At least two people have died in catastrophic flooding across Texas Hill Country, where the same region’s Guadalupe River overflowed a little over a year ago and killed over 130 people. The water is back. So is the wreckage. And once again, ordinary people are the ones getting swept into the current while officials talk about response after the fact.
Who Pays When the Water Rises
USA TODAY reported the deaths on July 17, 2026, at 9:07 a.m. ET. Gov. Greg Abbott said on July 16 that a male near the city of Comfort died after being swept away in an RV, and a female in Uvalde was swept away by floodwaters while driving on a road. Abbott did not release the victims’ identities or ages. That silence hangs over the whole disaster. The state counts the dead, but the dead remain unnamed.
Jennie Steward told the Associated Press that one of the victims was her husband, 65-year-old John Mark Steward of Kerrville. She said she was away visiting her parents when she heard from a neighbor that their mobile home had been swept away. “It’s really hard that I wasn’t there with him,” she told the AP, adding that they had just celebrated their third anniversary. A family’s loss lands in a sentence. The machinery of emergency management keeps moving.
Extreme rainfall in the last few days has totaled near 2 feet in some areas of Texas Hill Country, according to totals from the Weather Prediction Center. In Leakey, Texas, 23.37 inches have fallen since Monday afternoon. At one recording station in Kerrville, hit hard by storms in July 2025, 20.71 inches of rain have fallen. The numbers are brutal, and they’re local. This isn’t some abstract weather map. It’s homes, roads, and lives getting crushed under water.
The Apparatus of Rescue
Abbott said more than 230 water rescues have been performed since flooding began. There were 2,350 emergency responders working on flood response, and about 1,400 vehicles including helicopters, rescue boats and high-profile vehicles had been deployed, he said. Texas Game Wardens said they have been involved in rescues from homes, submerged vehicles and cars swept off roads. They shared video of a responder carrying a small child wearing a life vest and snorkel goggles through floodwaters and into a waiting boat. Another video showed a rescue by helicopter.
Officials urged residents not to drive on any roads covered by water.

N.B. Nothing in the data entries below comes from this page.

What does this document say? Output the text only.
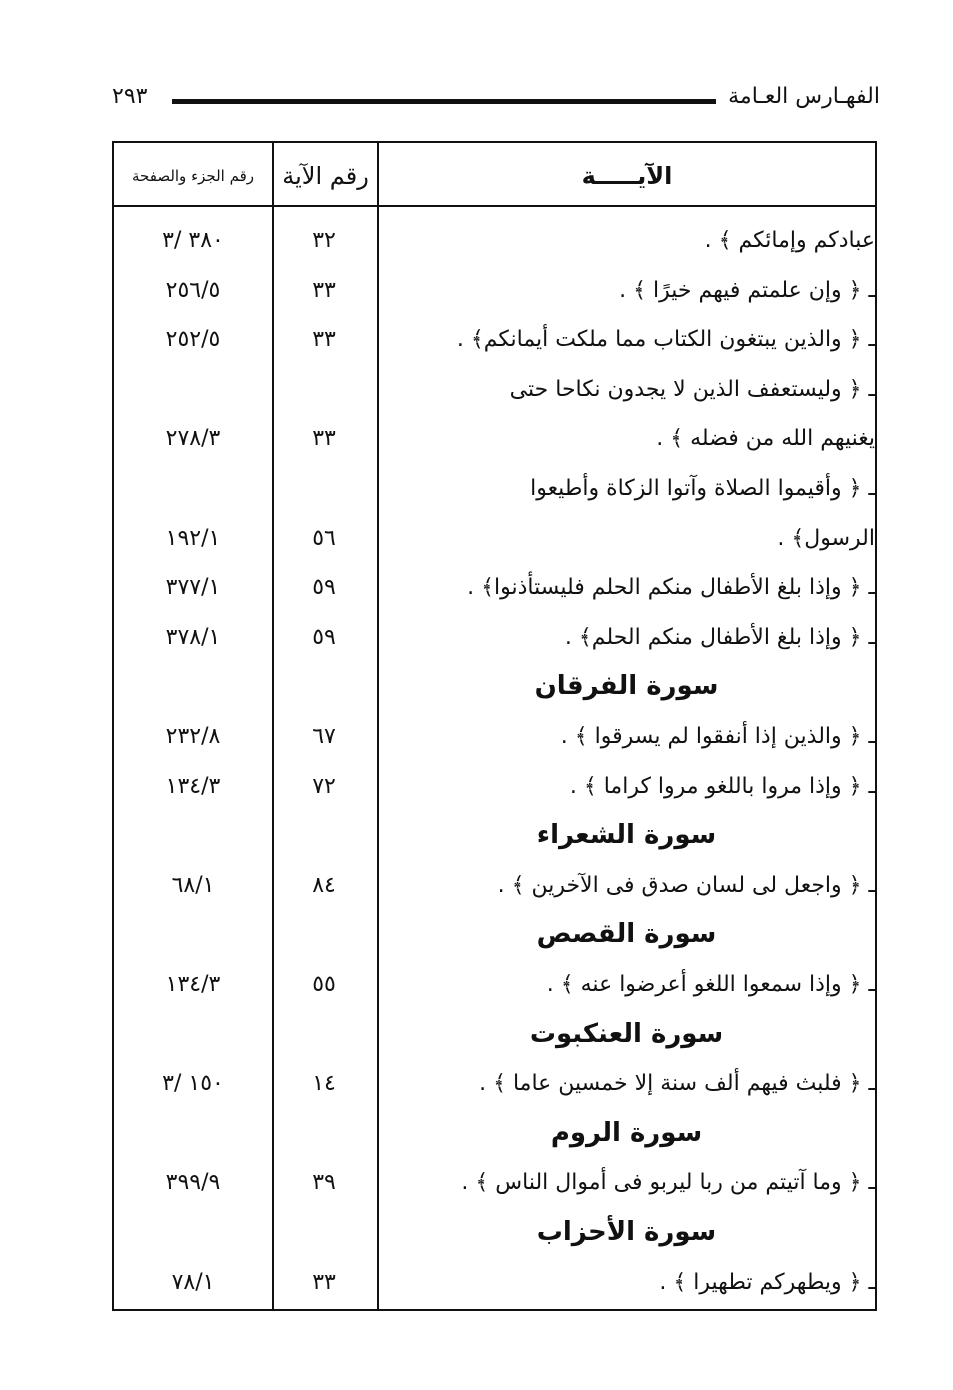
الفهـارس العـامة
٢٩٣
الآيـــــة
رقم الآية
رقم الجزء والصفحة
عبادكم وإمائكم ﴾ .
٣٢
٣٨٠ /٣
ـ ﴿ وإن علمتم فيهم خيرًا ﴾ .
٣٣
٢٥٦/٥
ـ ﴿ والذين يبتغون الكتاب مما ملكت أيمانكم﴾ .
٣٣
٢٥٢/٥
ـ ﴿ وليستعفف الذين لا يجدون نكاحا حتى
يغنيهم الله من فضله ﴾ .
٣٣
٢٧٨/٣
ـ ﴿ وأقيموا الصلاة وآتوا الزكاة وأطيعوا
الرسول﴾ .
٥٦
١٩٢/١
ـ ﴿ وإذا بلغ الأطفال منكم الحلم فليستأذنوا﴾ .
٥٩
٣٧٧/١
ـ ﴿ وإذا بلغ الأطفال منكم الحلم﴾ .
٥٩
٣٧٨/١
سورة الفرقان
ـ ﴿ والذين إذا أنفقوا لم يسرقوا ﴾ .
٦٧
٢٣٢/٨
ـ ﴿ وإذا مروا باللغو مروا كراما ﴾ .
٧٢
١٣٤/٣
سورة الشعراء
ـ ﴿ واجعل لى لسان صدق فى الآخرين ﴾ .
٨٤
٦٨/١
سورة القصص
ـ ﴿ وإذا سمعوا اللغو أعرضوا عنه ﴾ .
٥٥
١٣٤/٣
سورة العنكبوت
ـ ﴿ فلبث فيهم ألف سنة إلا خمسين عاما ﴾ .
١٤
١٥٠ /٣
سورة الروم
ـ ﴿ وما آتيتم من ربا ليربو فى أموال الناس ﴾ .
٣٩
٣٩٩/٩
سورة الأحزاب
ـ ﴿ ويطهركم تطهيرا ﴾ .
٣٣
٧٨/١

That warning arrives after the roads are already underwater, after vehicles are already submerged, after people are already being pulled from the flood. The state’s language is always the same: urge, deploy, activate, respond.
Most of the rain has been concentrated in Uvalde, Kinney, Bandera, Kerr and Gillespie counties, where widespread totals were between 6 and 13 inches, Abbott said on July 16. More heavy rain is expected on July 17 due to a slow-moving weather pattern, the National Weather Service said. Fifty-nine Texas counties were under a flood watch, Abbott said on July 16. The scale is wide, and the burden spreads downward fast.

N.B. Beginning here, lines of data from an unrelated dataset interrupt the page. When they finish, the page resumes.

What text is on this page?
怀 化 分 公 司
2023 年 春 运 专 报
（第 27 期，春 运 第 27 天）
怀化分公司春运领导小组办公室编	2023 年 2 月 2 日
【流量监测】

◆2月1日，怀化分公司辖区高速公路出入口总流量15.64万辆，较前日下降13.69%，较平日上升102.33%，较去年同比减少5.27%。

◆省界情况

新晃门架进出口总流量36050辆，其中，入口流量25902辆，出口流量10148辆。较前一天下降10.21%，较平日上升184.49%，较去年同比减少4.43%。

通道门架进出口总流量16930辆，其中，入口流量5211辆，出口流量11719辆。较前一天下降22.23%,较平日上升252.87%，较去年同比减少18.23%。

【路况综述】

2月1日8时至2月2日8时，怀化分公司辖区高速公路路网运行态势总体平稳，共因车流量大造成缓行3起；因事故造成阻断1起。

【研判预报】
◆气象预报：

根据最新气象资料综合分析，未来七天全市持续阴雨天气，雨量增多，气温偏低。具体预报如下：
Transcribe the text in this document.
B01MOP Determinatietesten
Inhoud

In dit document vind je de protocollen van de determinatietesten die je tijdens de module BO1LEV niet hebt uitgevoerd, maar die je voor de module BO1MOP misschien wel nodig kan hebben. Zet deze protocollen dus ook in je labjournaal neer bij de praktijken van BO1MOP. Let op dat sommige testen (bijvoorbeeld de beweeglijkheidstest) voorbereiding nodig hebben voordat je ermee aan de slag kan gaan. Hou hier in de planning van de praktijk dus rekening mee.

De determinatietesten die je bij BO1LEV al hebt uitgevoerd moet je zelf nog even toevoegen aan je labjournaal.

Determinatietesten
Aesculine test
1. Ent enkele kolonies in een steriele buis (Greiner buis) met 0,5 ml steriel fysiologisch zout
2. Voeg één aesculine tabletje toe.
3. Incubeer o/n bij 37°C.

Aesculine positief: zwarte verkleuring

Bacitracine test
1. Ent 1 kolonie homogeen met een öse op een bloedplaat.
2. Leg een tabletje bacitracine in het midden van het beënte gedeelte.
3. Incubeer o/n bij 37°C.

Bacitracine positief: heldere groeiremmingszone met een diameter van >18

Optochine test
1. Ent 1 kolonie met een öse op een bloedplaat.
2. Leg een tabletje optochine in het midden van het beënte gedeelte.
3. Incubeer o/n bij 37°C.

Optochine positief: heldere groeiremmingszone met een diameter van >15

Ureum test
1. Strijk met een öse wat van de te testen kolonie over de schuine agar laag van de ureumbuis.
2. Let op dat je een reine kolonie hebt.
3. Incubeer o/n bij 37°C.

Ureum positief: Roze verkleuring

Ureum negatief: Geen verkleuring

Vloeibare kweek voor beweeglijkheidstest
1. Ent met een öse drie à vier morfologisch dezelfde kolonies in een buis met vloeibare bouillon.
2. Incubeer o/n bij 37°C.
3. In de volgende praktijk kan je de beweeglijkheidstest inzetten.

Last Year’s Warning, This Year’s Flood
Flooding just over a year ago, over the night and early morning of July 4, 2025, caused the Guadalupe River to pour into surrounding communities, killing more than 130 people, including 28 at a Christian summer camp for girls, Camp Mystic. Abbott said the lessons learned from that flooding event have served to prevent more catastrophe this time, though the behavior of the water along riverfront campgrounds is different than it was then. Abbott said early on, over 80 people were cleared from campgrounds.
Flood warning systems installed after the 2025 flooding were activated, he said. That’s the official answer: systems, warnings, clearances, rescues. But the river still surged. The Nueces River near Uvalde reached a record crest of 28.01 feet on July 16, according to preliminary data, breaking a record of 24.88 feet set in 1996. Abbott said the Nueces was expected to reach two times the flow of Niagara Falls. Photos from Kerrville show water from the Guadalupe River covering roads and downed trees. Video shared by Texas Game Wardens showed vehicles submerged and being swept away in water.
The flood keeps exposing the same old hierarchy. People at the bottom lose homes, vehicles, and family members. Officials at the top count rescues, issue warnings, and claim the lessons are working while the water keeps proving who actually bears the cost.